Wednesday, October 8, 2008

Spinach Bake Thingy

I got a pound of spinach this week at the CSA. What in the world does one do with a pound of spinach? Do you understand how many spinach leaves are in a pound?! I mean, I made some salad (yawn, but I also got lettuce) and I don't really like it sauteed so thats out. No tomatoes, or I would add it to my sauce. Nick isn't a fan either, so I thought at first I would add it to Mac and Cheese to entice him. 

Then I decided to leave out the Mac. I'm still not sure why. 

A note on this recipe: I used fat-free milk and Cabot 75% Sharp Cheddar. Next time I'll probably use a higher fat cheese.  This came out lumpy but delicious because the lower fat cheese never seems to melt right. Also, next time, I would add some sauteed onion and garlic to this. 

1 lb. (about) Spinach
some kale (if you have it laying around the house) 
2 tbsp butter
2 tbsp flour
1 1/2 c. milk
1 1/2 c. cheese (plus some for the top) 
garlic salt 
pepper

Wash and trim the spinach leaves and kale and put them in a pot (don't shake the water off). Steam them until they wilt, a few minutes. 
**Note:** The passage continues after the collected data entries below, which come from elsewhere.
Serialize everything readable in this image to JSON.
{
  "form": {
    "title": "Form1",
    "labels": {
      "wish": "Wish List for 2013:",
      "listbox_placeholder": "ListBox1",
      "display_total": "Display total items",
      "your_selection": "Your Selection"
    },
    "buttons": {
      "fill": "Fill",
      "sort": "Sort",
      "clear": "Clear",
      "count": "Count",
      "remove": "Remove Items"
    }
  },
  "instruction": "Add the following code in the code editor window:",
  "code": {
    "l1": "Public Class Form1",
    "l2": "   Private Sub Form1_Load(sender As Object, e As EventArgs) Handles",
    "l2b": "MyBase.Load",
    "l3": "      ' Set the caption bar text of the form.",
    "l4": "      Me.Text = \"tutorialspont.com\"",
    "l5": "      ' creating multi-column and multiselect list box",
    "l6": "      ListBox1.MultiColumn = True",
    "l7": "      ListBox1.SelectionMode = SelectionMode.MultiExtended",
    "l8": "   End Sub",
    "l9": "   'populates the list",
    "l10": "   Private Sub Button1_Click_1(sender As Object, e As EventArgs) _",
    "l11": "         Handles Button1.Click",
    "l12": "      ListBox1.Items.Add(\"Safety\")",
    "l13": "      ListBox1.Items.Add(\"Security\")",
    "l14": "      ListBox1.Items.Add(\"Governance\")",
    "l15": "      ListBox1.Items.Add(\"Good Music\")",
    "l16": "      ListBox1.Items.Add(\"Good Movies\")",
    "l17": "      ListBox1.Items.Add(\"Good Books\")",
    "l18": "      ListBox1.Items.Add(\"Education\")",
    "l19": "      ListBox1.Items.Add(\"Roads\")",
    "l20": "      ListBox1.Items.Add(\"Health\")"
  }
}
Let them cool and squeeze out the excess water. 

In a saucepan, melt the butter. 

Whisk in the flour and cook for a minute or two. 

Pour in the milk and heat to a boil. Stir often to keep the bottom from burning. Let the milk thicken slightly. 

Add the cheese and stir to melt. (or if you are using lower fat cheese stir until you have little clumps, lol)

Stir in the spinach and kale, along with some garlic salt and pepper. 

Pour into a pan and bake at 350 for about 40 mins.